Transaction costs can be high for various reasons:
- Physical obstacles: poor road access, rivers, or mountains may make getting goods and services difficult.
- Political obstacles: regulations, tariffs, quotas, price controls and licensing requirements.
- Information obstacles: people may not know where to locate a good or service, and must spend time trying to find this information.
Certain passages of the Bible encourage us to consider the transaction costs of our actions. Luke 14:28-30 tells us the parable of the tower builder:
Suppose one of you wants to build a tower. Won’t you first sit down and estimate the cost to see if you have enough money to complete it? For if you lay the foundation and are not able to finish it, everyone who sees it will ridicule you, saying, ‘This person began to build and wasn’t able to finish.’

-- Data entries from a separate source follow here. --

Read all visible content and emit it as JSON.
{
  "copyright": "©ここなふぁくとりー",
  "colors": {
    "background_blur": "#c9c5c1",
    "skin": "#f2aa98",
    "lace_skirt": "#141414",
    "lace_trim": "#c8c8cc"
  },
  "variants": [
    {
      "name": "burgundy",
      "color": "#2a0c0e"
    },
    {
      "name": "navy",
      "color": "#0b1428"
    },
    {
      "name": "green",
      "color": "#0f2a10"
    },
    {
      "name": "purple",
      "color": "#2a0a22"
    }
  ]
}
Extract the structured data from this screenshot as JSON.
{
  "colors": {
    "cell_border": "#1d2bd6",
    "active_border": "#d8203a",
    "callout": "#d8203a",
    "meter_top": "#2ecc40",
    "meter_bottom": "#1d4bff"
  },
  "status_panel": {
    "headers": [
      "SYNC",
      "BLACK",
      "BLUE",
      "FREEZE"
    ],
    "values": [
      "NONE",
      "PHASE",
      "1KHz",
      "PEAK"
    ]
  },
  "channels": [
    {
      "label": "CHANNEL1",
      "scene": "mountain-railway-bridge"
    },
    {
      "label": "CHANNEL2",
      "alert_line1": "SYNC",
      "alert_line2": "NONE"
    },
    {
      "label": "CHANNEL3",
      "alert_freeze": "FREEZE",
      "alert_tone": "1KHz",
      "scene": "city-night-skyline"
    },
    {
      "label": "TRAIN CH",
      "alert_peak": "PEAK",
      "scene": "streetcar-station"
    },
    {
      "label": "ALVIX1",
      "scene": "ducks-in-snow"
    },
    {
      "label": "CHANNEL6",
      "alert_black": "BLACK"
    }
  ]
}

The next few verses, Luke 14:31-32, tell a parable of a king going to war:
Or suppose a king is about to go to war against another king. Won’t he first sit down and consider whether he is able with ten thousand men to oppose the one coming against him with twenty thousand? If he is not able, he will send a delegation while the other is still a long way off and will ask for terms of peace.
Up to this point, not much of what we have discussed is very radical or counter-intuitive, and scripture is clear that it is important to estimate costs before engaging in an activity.
But here is the question: Should we always count and be aware of the costs of our decisions? Might we need to help someone in the short term without thinking about the cost?
In our private lives, we tend to try and understand the costs associated with our decisions and then minimize them. We do this because we directly bear those costs. When we make decisions publicly (through the state) we do not bear the immediate costs. Thus, we tend to forget or ignore transaction costs. In some cases we exacerbate them.
How much should Christians consider the cost of an activity before carrying it out?